# Neben Vista dazu Linux



## onliner (18. September 2007)

Servus,

hat wer schon erfahrungen neben Vista auch Linux zum laufen gebracht?

Hab mal mit meinem Kollegen geplaudert und der meinte es kann bös ins Aug gehen das die Vista-Part dadurch evtl. zerschiest. Ich werd natürlich erst mal ne Sicherung machen .

Gruß
onliner


----------



## Marbus16 (18. September 2007)

Wenn du eh ne Sicherung machst, dann nichts wie ran 

Da du Linux nach Windows installierst, wirst du Vista bzw. den Windows-Loader mit dem Linux-Bootloader laden müssen. Gibt aber kein Problem, nur wenn du ein OS wieder runterhaben willst, kannst du idR dalle OSe auf der HDD vergessen.


----------



## Falk (18. September 2007)

Man bekommt über die Vista-DVD und die Wiederherstellungskonsole den MBR wieder in den richtigen Zustand, sodass man auch ohne Probleme Linux wieder los wird.


----------



## Kovsk (18. September 2007)

PCGH_Falk schrieb:


> Man bekommt über die Vista-DVD und die Wiederherstellungskonsole den MBR wieder in den richtigen Zustand, sodass man auch ohne Probleme Linux wieder los wird.


[joke]Aber wozu denn, Linux ist genial [/joke]


----------



## d00mfreak (19. September 2007)

Würd aber n bissl aufpassen, da net jede Distri BCD unterstützt. Ubuntu schon, SuSE 10.2 (Die Downlaodversion) nicht.


----------



## onliner (19. September 2007)

d00mfreak schrieb:


> Würd aber n bissl aufpassen, da net jede Distri BCD unterstützt. Ubuntu schon, SuSE 10.2 (Die Downlaodversion) nicht.


 aha Ubuntu o. Debian wären jetzt aus meiner Sicht eh Ideal !
Mit Suse würden mir eh einige Standardapplikationen fehlen.

Ich muss mal schauen bei m einem Kollegen der Debian hat und mir ne Kopie anfertigen Lassen . 

Dank für Info!


----------



## midnight (5. Oktober 2008)

Wenn du schon Vista hast und z.B. Ubuntu nachinstallierst, dann ist das kein Problem.
Bei XP ist das viel lustiger, das macht gnadenlos Bootsektoen zu nichte...
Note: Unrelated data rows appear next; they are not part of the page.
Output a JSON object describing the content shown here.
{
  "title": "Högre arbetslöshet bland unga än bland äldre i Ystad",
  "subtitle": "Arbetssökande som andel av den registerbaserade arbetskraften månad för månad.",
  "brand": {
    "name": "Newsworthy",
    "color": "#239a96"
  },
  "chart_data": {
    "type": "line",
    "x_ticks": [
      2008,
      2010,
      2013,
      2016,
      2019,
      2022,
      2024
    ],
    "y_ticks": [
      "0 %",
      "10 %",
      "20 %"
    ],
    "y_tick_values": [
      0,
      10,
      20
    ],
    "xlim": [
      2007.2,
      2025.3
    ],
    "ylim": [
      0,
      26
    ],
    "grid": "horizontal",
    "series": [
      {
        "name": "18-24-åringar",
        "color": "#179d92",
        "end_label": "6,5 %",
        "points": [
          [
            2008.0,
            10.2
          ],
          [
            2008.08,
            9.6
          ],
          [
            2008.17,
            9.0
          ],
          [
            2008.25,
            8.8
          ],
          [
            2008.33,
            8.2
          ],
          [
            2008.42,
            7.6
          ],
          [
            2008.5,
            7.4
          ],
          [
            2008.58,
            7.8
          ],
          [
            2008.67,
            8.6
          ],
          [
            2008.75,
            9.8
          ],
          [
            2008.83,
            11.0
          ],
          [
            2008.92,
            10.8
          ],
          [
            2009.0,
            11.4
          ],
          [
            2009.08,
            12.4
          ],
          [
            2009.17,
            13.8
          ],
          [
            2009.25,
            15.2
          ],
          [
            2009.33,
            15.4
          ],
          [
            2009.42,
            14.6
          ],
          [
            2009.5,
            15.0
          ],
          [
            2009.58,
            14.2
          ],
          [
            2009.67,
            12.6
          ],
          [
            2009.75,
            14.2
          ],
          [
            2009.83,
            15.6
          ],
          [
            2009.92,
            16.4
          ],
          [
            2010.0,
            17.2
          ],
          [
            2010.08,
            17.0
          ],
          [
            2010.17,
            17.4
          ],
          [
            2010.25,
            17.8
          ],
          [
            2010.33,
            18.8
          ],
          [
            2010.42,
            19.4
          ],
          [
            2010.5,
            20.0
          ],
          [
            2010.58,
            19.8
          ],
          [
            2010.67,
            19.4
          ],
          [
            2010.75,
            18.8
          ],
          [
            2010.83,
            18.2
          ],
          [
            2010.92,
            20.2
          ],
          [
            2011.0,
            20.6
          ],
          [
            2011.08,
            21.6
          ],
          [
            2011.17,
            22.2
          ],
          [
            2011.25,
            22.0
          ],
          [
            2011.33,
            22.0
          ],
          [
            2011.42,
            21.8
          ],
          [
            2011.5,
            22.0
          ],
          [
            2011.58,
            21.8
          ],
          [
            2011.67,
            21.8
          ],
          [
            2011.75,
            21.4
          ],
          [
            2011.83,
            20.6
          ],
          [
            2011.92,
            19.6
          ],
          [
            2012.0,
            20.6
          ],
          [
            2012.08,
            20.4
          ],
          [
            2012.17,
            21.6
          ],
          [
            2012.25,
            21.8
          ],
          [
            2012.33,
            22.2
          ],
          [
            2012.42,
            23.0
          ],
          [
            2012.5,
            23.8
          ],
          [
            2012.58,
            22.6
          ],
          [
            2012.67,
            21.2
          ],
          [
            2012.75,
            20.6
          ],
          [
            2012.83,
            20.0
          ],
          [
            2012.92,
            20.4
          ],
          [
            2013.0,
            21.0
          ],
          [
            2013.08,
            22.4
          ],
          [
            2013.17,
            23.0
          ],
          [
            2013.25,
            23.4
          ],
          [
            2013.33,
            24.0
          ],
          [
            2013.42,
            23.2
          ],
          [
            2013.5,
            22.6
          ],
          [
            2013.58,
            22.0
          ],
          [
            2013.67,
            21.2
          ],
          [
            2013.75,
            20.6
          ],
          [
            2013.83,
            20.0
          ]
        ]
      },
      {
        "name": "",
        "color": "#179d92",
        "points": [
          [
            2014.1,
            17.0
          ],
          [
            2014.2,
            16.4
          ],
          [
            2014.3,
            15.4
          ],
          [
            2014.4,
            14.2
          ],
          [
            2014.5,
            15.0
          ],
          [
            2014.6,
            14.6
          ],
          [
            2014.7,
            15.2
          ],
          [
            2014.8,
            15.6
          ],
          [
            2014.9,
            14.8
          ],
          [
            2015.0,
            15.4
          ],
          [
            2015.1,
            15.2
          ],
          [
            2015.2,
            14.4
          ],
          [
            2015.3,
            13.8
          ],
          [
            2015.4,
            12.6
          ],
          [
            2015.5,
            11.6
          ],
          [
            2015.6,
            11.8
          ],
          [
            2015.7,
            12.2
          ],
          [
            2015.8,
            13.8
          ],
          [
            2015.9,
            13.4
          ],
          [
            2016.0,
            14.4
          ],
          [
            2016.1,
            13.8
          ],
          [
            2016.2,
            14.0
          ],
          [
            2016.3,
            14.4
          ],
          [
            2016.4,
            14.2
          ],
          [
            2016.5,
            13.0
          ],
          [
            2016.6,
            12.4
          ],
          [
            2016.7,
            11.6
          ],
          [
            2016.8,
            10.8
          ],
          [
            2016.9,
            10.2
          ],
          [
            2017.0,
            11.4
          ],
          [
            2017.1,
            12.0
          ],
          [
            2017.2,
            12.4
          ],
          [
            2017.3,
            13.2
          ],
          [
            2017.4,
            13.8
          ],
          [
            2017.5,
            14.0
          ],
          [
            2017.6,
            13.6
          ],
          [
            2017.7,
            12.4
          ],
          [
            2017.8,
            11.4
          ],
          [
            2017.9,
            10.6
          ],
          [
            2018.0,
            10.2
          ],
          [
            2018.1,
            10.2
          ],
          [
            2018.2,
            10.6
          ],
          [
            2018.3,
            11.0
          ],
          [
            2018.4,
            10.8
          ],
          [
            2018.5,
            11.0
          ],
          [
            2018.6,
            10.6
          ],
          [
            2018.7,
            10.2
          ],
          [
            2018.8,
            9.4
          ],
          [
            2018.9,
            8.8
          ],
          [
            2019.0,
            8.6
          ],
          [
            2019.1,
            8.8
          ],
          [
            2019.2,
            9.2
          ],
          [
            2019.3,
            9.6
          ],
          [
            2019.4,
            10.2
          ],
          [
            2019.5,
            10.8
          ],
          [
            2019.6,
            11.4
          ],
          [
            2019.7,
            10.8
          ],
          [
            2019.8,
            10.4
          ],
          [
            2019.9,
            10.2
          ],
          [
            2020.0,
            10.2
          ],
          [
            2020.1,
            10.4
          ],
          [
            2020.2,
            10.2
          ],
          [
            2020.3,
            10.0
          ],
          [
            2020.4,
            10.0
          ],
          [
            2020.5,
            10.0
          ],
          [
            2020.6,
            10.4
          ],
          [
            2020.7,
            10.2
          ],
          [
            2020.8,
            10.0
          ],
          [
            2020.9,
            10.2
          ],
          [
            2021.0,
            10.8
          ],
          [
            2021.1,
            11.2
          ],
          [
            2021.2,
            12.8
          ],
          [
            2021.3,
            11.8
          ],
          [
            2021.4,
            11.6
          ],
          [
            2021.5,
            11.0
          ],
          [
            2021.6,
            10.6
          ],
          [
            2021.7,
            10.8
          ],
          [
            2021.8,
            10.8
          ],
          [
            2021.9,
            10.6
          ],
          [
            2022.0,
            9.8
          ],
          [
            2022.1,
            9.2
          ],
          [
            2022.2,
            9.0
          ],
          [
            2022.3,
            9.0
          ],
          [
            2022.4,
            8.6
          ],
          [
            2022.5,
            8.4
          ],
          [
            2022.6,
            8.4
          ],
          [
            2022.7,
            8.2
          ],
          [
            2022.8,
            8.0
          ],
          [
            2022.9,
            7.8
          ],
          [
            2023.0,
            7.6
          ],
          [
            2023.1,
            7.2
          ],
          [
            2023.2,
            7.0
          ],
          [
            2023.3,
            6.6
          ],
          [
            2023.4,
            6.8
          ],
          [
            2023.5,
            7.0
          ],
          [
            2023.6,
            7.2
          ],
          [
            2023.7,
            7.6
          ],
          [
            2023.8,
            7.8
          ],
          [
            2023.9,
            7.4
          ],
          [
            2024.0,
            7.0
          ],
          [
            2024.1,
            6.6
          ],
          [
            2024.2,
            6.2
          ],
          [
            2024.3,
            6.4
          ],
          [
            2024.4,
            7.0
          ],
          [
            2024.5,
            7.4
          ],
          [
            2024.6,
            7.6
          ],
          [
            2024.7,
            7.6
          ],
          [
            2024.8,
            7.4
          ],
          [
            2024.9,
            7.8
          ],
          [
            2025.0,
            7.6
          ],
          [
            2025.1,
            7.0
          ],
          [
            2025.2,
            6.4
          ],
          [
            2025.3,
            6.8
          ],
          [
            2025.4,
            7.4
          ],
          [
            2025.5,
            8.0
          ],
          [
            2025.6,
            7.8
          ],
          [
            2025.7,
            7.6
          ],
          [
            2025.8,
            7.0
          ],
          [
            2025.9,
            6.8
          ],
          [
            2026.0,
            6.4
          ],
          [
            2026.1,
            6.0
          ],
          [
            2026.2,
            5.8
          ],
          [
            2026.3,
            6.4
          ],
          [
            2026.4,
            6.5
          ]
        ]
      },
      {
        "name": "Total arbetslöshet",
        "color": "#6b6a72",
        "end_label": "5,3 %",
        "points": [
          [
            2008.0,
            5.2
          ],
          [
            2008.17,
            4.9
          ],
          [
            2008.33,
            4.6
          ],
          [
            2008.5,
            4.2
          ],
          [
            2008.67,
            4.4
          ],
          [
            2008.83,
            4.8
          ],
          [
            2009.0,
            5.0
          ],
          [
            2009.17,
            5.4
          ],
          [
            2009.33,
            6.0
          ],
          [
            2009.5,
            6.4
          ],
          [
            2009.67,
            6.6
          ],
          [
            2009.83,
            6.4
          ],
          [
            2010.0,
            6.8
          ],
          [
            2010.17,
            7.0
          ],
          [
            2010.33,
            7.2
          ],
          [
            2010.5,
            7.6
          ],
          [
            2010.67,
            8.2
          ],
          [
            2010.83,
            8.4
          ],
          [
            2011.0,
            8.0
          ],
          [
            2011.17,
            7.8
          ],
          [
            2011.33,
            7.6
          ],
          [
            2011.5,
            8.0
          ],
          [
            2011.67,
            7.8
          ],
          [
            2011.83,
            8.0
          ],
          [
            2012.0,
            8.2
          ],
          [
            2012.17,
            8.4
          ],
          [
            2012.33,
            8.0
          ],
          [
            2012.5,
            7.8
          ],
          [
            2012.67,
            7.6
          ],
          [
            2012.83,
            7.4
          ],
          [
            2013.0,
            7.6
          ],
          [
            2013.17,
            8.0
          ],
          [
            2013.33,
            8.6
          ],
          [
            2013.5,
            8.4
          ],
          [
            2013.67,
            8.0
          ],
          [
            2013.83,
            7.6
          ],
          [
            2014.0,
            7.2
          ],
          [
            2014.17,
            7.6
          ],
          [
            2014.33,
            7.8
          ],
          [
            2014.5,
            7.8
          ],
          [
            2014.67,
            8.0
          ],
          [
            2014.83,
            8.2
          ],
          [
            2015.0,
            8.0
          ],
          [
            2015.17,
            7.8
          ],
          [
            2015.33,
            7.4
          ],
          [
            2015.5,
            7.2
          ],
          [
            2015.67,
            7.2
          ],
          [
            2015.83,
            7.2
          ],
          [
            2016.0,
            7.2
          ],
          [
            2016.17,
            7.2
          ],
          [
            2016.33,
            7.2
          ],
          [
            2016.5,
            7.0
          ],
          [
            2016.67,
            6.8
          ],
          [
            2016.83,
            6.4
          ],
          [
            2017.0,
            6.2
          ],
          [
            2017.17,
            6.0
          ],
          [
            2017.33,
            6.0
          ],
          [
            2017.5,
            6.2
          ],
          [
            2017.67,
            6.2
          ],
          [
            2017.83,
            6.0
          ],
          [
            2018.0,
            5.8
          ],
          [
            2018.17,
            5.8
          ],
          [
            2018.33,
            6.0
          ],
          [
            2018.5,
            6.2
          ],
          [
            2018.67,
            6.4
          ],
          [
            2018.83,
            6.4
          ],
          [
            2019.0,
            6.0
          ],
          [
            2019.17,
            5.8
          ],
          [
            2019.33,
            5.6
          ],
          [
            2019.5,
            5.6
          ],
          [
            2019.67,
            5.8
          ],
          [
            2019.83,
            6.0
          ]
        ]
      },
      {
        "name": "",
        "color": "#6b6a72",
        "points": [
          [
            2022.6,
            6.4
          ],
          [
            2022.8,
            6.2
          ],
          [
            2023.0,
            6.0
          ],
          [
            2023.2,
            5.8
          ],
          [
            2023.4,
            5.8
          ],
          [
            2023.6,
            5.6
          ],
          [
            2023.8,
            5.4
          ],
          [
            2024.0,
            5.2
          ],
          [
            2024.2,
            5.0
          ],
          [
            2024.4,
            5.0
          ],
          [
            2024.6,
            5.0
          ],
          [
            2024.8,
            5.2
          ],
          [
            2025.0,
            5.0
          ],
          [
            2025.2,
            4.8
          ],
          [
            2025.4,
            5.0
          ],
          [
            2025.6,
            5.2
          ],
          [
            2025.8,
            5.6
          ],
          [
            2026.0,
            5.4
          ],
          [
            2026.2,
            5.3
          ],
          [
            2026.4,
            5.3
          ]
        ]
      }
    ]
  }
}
Mitlerweile bin ich auch Ubuntu-Fanboy. Es ist einfach, schnell und... naja.. einfach halt (=

Für den fetischisten eignet sich gentoo 
Achja und Suse würde ich NIEMALS verwenden. Suse ist das Windows unter den Linuxen...

So far


----------



## riedochs (6. Oktober 2008)

Wenn du Debian nehmen willst solltest du es mit Testing (Lenny) versuchen. Etch ist doch schon etwas angestaubt.


----------



## Bauer87 (6. Oktober 2008)

Zumal Debian "Beta" so stabil ist, wie jede andere Distribution erst lange nach ihrem Release. Ein System, das zuverlässiger Arbeitet als ein Debian nach Release habe ich noch nie gesehen. Naja, kommerziell gewartete Distributionen oder UNIXes in sicherheitsrelevanten Bereichen habe ich noch nicht betrachten dürfen, aber Debian ist schon heftig. Vor allem, da es ja (fast) überall ohne große Umstände läuft.
Für Einsteiger würde ich trotzdem Ubuntu empfehlen, das ist zwar unsicherer und ist mir sogar mal abgestürzt, aber dafür ist die Vorkonfiguration für Durchschnittsnutzer besser. Außerdem ist es weiter verbreitet und daher findet man leichter Hilfe, die man direkt anwenden kann. Es gibt ja doch einige kleinere und größere Unterschiede zwischen den Distributionen.


----------



## k-b (7. Oktober 2008)

Oh die Debianfraktion hat zugeschlagen 

Ja stimmt schon, ist nicht schlecht. Evtl. auch ein Derivat - wie z.b. Ubuntu. Einsteigerfreundlicher!


----------



## onliner (7. Oktober 2008)

k-b schrieb:


> Oh die Debianfraktion hat zugeschlagen
> 
> Ja stimmt schon, ist nicht schlecht. Evtl. auch ein Derivat - wie z.b. Ubuntu. Einsteigerfreundlicher!


Wohl wahr, ich hatte schon ewig nichts mit Ubuntu und Konsorten mehr zu tun. 

Werd mir mal das letze Relaese von Ubuntu laden und bei Zeiten installieren. Inzwischen sind ja Treiber und Software massig vertreten, hoffe nur das ich nicht allzuviel Kompillieren muss. 

Grüße
onliner


----------



## k-b (7. Oktober 2008)

Kommt bald n neues


----------



## riedochs (7. Oktober 2008)

Hab hier Ubuntu auf meinem Netbook. Kann mich nicht mit anfreunden. Waren halt die ersten die Treiber für des Netbook hatte.


----------